Tout commence lorsque le roi Charles Ier décide d’unifier en un même royaume l’Angleterre, l’Ecosse et l’Irlande, ce que certains Anglais voient d’un très mauvais œil. A cela s’ajoutent d’autres oppositions, notamment entre le roi et le Parlement qu’il fait dissoudre, en raison de la procédure d‘impeachment que celui-ci intente contre le favori du monarque après son échec à débloquer le siège de La Rochelle. Sa politique d’augmentation des impôts le rend également très impopulaire, de même que ses réformes religieuses. Les puritains craignent une restauration du catholicisme. En 1641 la guerre éclate en Ecosse, nécessitant de nouvelles levées de fonds, mais sans l’accord des parlements successifs. La guerre civile fait rage entre les Royalistes et les Parliamentarians, qui s’appuient sur un nouveau modèle d’armée, mis au point par l’un de ses chefs les plus connus, le puritain Olivier Cromwell, qui a levé à ses frais une troupe de cavalerie : les Ironsides (Côtes de Fer). Ils ressortent vainqueurs à la bataille de Naseby, le 14 juillet 1645. En 1648, la guerre reprend. Les Royalistes et les Ecossais connaissent une nouvelle défaite importante à la bataille de Preston, en 1649. Cette même année, le Parlement vote la condamnation à mort de Charles Ier. Une troisième guerre s’en suivra jusqu’en 1651.
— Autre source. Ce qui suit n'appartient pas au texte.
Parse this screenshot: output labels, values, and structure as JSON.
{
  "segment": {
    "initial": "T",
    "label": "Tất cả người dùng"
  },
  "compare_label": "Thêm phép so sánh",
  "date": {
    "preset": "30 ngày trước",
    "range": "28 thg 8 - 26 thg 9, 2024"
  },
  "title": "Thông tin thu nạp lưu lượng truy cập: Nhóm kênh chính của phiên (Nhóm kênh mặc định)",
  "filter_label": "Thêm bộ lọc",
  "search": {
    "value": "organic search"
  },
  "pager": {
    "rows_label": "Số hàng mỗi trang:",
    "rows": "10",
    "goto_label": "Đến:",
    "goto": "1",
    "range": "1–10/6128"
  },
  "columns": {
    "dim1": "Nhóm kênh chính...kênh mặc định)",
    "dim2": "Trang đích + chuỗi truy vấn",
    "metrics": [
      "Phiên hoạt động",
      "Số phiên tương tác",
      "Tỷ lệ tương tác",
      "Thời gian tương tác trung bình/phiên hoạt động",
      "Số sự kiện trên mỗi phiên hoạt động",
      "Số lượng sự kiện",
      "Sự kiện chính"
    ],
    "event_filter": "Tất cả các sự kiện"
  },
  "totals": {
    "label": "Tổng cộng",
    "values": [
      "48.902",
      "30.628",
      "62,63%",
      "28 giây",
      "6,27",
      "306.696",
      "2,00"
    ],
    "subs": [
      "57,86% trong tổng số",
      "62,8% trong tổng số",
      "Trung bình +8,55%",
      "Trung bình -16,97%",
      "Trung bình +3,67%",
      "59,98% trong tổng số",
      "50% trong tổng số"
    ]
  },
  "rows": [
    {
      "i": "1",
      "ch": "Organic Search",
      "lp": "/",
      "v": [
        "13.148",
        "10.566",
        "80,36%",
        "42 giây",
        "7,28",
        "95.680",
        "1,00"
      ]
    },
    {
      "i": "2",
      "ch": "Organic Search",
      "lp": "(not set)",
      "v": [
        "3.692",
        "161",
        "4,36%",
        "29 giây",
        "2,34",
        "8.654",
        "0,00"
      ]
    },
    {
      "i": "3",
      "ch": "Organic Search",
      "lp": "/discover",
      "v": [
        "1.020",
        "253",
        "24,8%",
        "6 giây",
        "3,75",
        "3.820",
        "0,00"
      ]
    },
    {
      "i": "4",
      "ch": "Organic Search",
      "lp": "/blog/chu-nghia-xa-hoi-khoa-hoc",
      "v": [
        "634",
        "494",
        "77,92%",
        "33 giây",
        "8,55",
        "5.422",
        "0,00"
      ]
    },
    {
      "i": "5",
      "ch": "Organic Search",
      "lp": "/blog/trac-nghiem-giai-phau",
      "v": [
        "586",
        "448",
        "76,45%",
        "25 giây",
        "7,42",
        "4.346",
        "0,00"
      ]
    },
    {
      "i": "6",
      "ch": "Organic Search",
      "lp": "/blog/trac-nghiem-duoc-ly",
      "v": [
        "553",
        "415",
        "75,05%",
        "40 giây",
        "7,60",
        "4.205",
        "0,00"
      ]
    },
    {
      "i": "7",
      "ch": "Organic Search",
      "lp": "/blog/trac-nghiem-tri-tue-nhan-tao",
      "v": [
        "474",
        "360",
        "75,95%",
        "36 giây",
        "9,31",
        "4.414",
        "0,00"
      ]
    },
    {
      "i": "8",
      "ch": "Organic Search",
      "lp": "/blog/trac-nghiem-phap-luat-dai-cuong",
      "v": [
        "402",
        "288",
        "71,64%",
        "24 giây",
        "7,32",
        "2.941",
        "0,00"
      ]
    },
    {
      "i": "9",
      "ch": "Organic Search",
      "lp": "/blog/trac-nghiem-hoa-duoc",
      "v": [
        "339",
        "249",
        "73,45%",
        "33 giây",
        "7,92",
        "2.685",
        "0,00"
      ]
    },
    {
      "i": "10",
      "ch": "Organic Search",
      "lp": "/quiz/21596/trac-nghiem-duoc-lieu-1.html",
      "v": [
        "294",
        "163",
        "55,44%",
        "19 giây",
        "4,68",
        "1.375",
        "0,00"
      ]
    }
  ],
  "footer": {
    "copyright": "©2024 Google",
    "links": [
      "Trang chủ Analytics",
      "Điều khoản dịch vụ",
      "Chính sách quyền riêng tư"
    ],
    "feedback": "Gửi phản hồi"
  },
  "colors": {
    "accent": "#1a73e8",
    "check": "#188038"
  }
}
Cette époque majeure de l’histoire de l’Angleterre est régulièrement ressuscitée par des bataillons entiers de reenactors. Les Anglais sont sans doute les reconstituteurs les plus investis dans leur passion, et leurs équipements sont généralement d’une très grande qualité. Lors de ces démonstrations historiques, les spectateurs peuvent ainsi voir évoluer les régiments de piquiers, héritiers des phalanges macédoniennes, avec leur pique longue de plusieurs mètres, mais aussi les mousquetaires et leurs arquebusades. La cavalerie n’est pas délaissée pour autant, ni l’artillerie. L’ampleur et l’authenticité de ces reconstitutions sont remarquables et ne peuvent avoir de comparables en Europe que les commémorations de batailles napoléoniennes.

voir  : http://armae.com/moderne/135pistolets.htm

http://armae.com/moderne/131casques.htm

http://armae.com/moderne/133epees.htm

Be Sociable, Share!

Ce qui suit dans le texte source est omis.